I was sympathetic to the problem, but not the solution, which was based on a blanket assumption that lyrics are the most critical part of music, rather than the instruments. And that’s related to a current trend in the music industry: the decline in the value of musicianship. Today, in most popular music styles, it’s all about vocals, and musicianship is secondary or nonexistent. Don’t get me wrong; I’m not pining for the excesses of the ‘80s, where narcissistic shredders soloed ad nauseam. But I do think the pendulum has swung way too far in the other direction, and, to me, it’s to the detriment of music as a whole.
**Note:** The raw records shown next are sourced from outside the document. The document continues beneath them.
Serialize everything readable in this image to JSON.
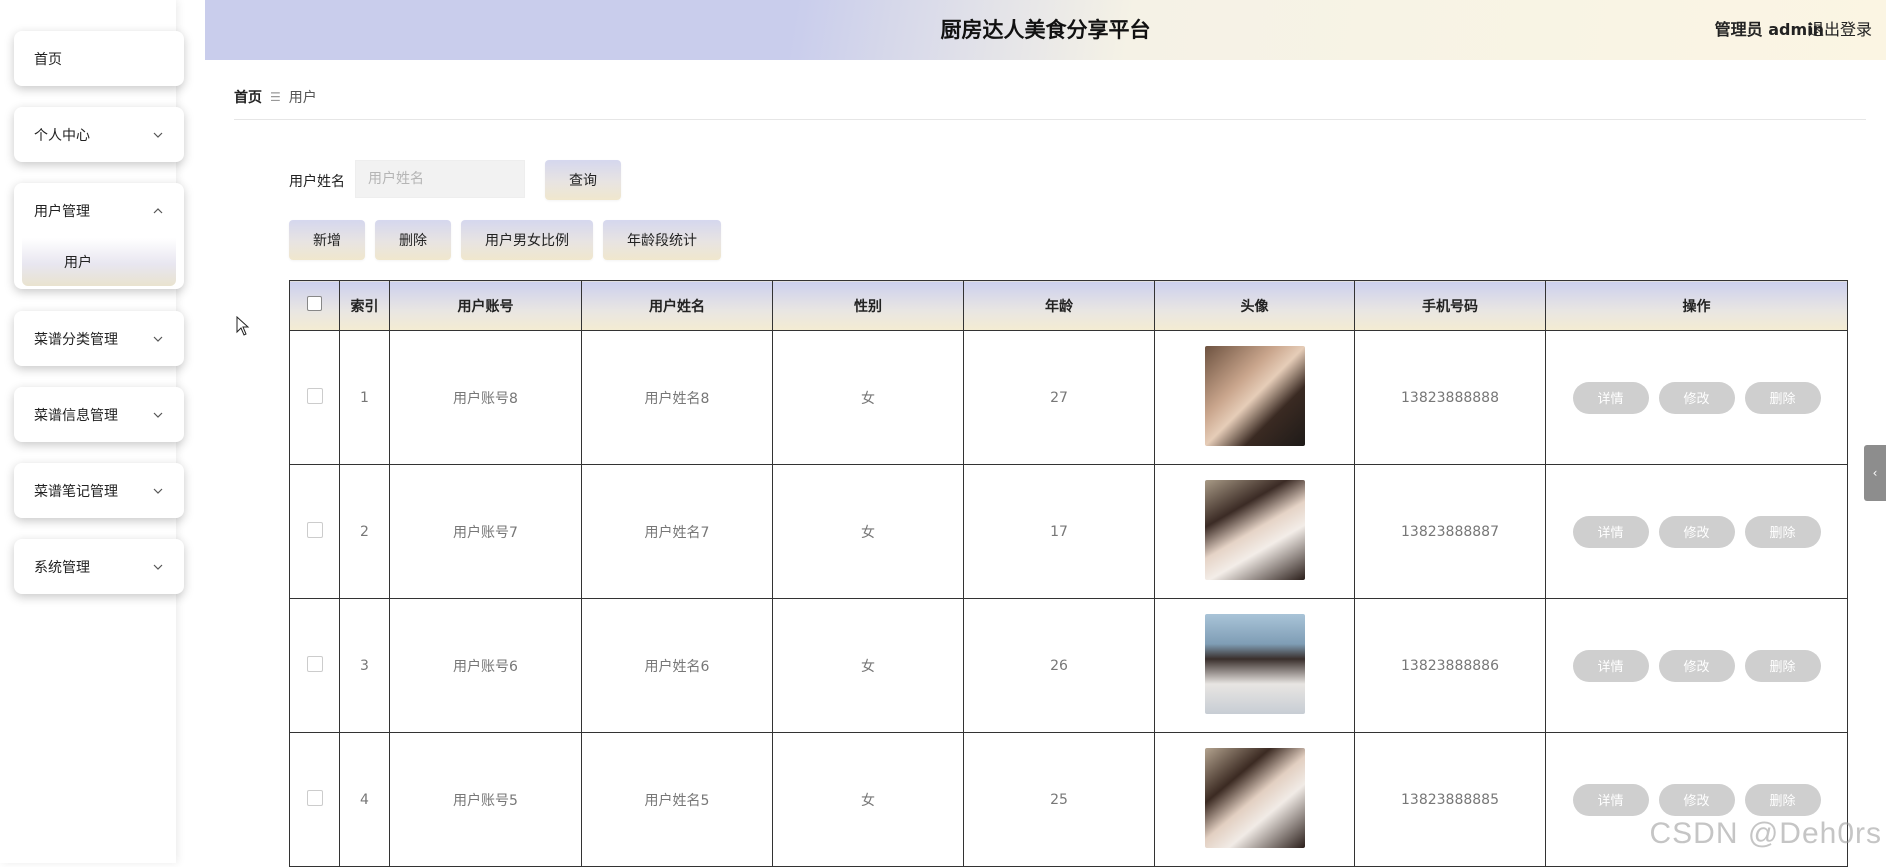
{
  "app": {
    "title": "厨房达人美食分享平台",
    "user_label": "管理员 admin",
    "logout_label": "退出登录"
  },
  "sidebar": {
    "items": [
      {
        "label": "首页",
        "icon": "none"
      },
      {
        "label": "个人中心",
        "icon": "chevron-down-icon"
      },
      {
        "label": "用户管理",
        "icon": "chevron-up-icon",
        "expanded": true,
        "children": [
          {
            "label": "用户",
            "active": true
          }
        ]
      },
      {
        "label": "菜谱分类管理",
        "icon": "chevron-down-icon"
      },
      {
        "label": "菜谱信息管理",
        "icon": "chevron-down-icon"
      },
      {
        "label": "菜谱笔记管理",
        "icon": "chevron-down-icon"
      },
      {
        "label": "系统管理",
        "icon": "chevron-down-icon"
      }
    ]
  },
  "breadcrumb": {
    "home": "首页",
    "separator": "☰",
    "current": "用户"
  },
  "search": {
    "label": "用户姓名",
    "placeholder": "用户姓名",
    "value": "",
    "button": "查询"
  },
  "actions": {
    "add": "新增",
    "delete": "删除",
    "gender_ratio": "用户男女比例",
    "age_stats": "年龄段统计"
  },
  "table": {
    "columns": [
      "索引",
      "用户账号",
      "用户姓名",
      "性别",
      "年龄",
      "头像",
      "手机号码",
      "操作"
    ],
    "rows": [
      {
        "index": "1",
        "account": "用户账号8",
        "name": "用户姓名8",
        "gender": "女",
        "age": "27",
        "phone": "13823888888"
      },
      {
        "index": "2",
        "account": "用户账号7",
        "name": "用户姓名7",
        "gender": "女",
        "age": "17",
        "phone": "13823888887"
      },
      {
        "index": "3",
        "account": "用户账号6",
        "name": "用户姓名6",
        "gender": "女",
        "age": "26",
        "phone": "13823888886"
      },
      {
        "index": "4",
        "account": "用户账号5",
        "name": "用户姓名5",
        "gender": "女",
        "age": "25",
        "phone": "13823888885"
      }
    ],
    "row_actions": {
      "detail": "详情",
      "edit": "修改",
      "delete": "删除"
    }
  },
  "watermark": "CSDN @Deh0rs",
  "colors": {
    "header_left": "#c9cdec",
    "header_right": "#fbf5e3",
    "op_button": "#cfcfcf"
  }
}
Without question, one of the significant factors is technology. As more and more music gets made with a computer, without any actual instruments played, musicianship becomes less critical. Sales of guitars are dropping, as that instrument has become an afterthought in a pop world dominated by loop-based music and DJs. In large swaths of the music world, improvisation is an antiquated concept. After all, loops can’t improvise.
Music critics have exacerbated the devaluation of musicianship by focusing overwhelmingly on lyrics, and barely even talking about the instrumentation, arrangement, and musicians when they review an album. (I have a theory that the reviewers are probably not musicians themselves.) Of course, vocals are the focus of most popular music, but the instruments, which reviewers seem to take for granted, are an essential ingredient in the final product.
Back in the pre-digital days, there would occasionally be an instrumental song that became a pop hit. Granted, many of them were novelty tunes (“Popcorn” by Hot Butter comes to mind), but even so, it’s hard to imagine an instrumental even showing up on any of the Billboard pop charts these days. People would just ask, “Where are the words?”
So, given my feelings about this subject, it was inevitable that I’d be annoyed by the “no instrumental breaks” email. It’s not that I was planning on turning my performance into a Phish concert and jamming for 30 minutes, but I was annoyed by the knee-jerk response of the show’s organizer that the best way to save time was to cut solos. How about cutting one verse out of that 20-verse song? Maybe leave it up to the performers to decide how to cut their own segments? Give us a time limit, that’s fine. I can deal with it. But don’t make a blanket assumption about what’s important in my music. That’s a decision best made by the artist.